Positional Magnetic Resonance Imaging (MRI) Policy Guidelines section updated. Reference added. Specialty Matched Consultant Advisory Panel review 5/15/2019. No change in policy statement.
Prenatal Screening AHS - G2035 Reviewed by Avalon 1st quarter 2019 CAB. Updated Description section. Added Item 3.I to "When Covered" section: Next generation sequencing (NGS) panel testing of either Ashkenazi Jewish related disorders panel or panethnic carriers screening panel of 15 tests as long as a single appropriate AMA genetic sequencing procedure test code is submitted. Added codes 81507 and 0009M to Billing/Coding section. Medical Director review 5/2019.
Prostate Cancer Screening AHS-G2008 Reviewed by Avalon 1st Quarter 2019 CAB. Under "When Covered" section: changed "men" to "individuals." Under "When Not Covered" section: re-ordered and re-worded indications. Updated "gene expression analysis" general terminology to include "use of Prolaris, Oncotype DX, Promark or Decipher tumor-based molecular assays to guide management of prostate cancer as well as urine testing." Added PLA codes 0005U and 0047U to Billing/Coding section. Medical Director review 5/2019.
Sacroiliac Joint Fusion/Stabilization Reference added. Specialty Matched Consultant Advisory Panel review 5/15/2019.
Screening for Vertebral Fracture with Dual X-ray Absorptiometry (DXA) Reference added. Specialty Matched Consultant Advisory Panel review 5/15/2019. No change to policy statement.
Surgical Deactivation of Headache Trigger Sites Reference added. Specialty Matched Consultant Advisory Panel review 5/15/2019.
Therapeutic Radiopharmaceuticals in Oncology References added. Specialty Matched Consultant Advisory Panel review 5/15/2019. No change to policy statement.
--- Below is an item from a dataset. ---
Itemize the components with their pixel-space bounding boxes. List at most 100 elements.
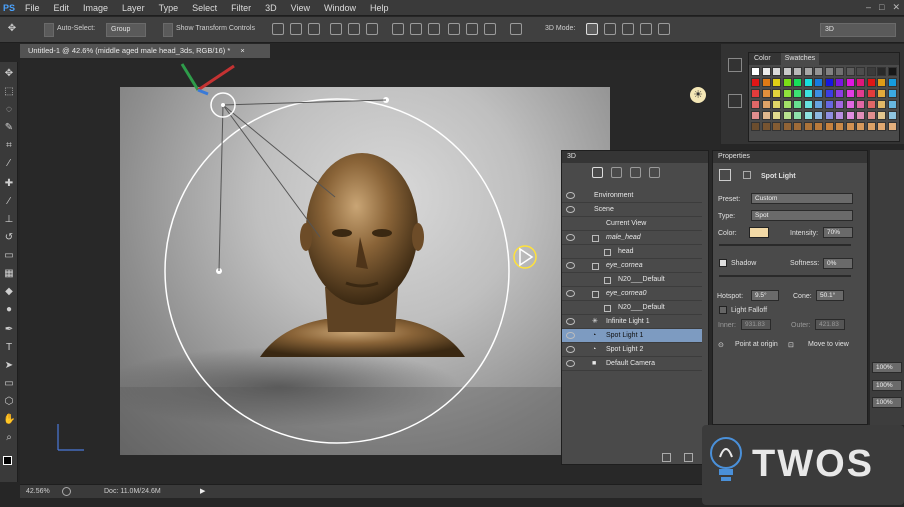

Vagus Nerve Stimulation Reference added. Policy Guidelines updated to include additional information on transcutaneous vagus nerve stimulation to treat acute cluster headache and acute migraine headache. Policy statement unchanged. Specialty Matched Consultant Advisory Panel review.
Vertebroplasty, Kyphoplasty, and Sacroplasty Percutaneous References added. Specialty Matched Consultant Advisory Panel review 5/15/2019.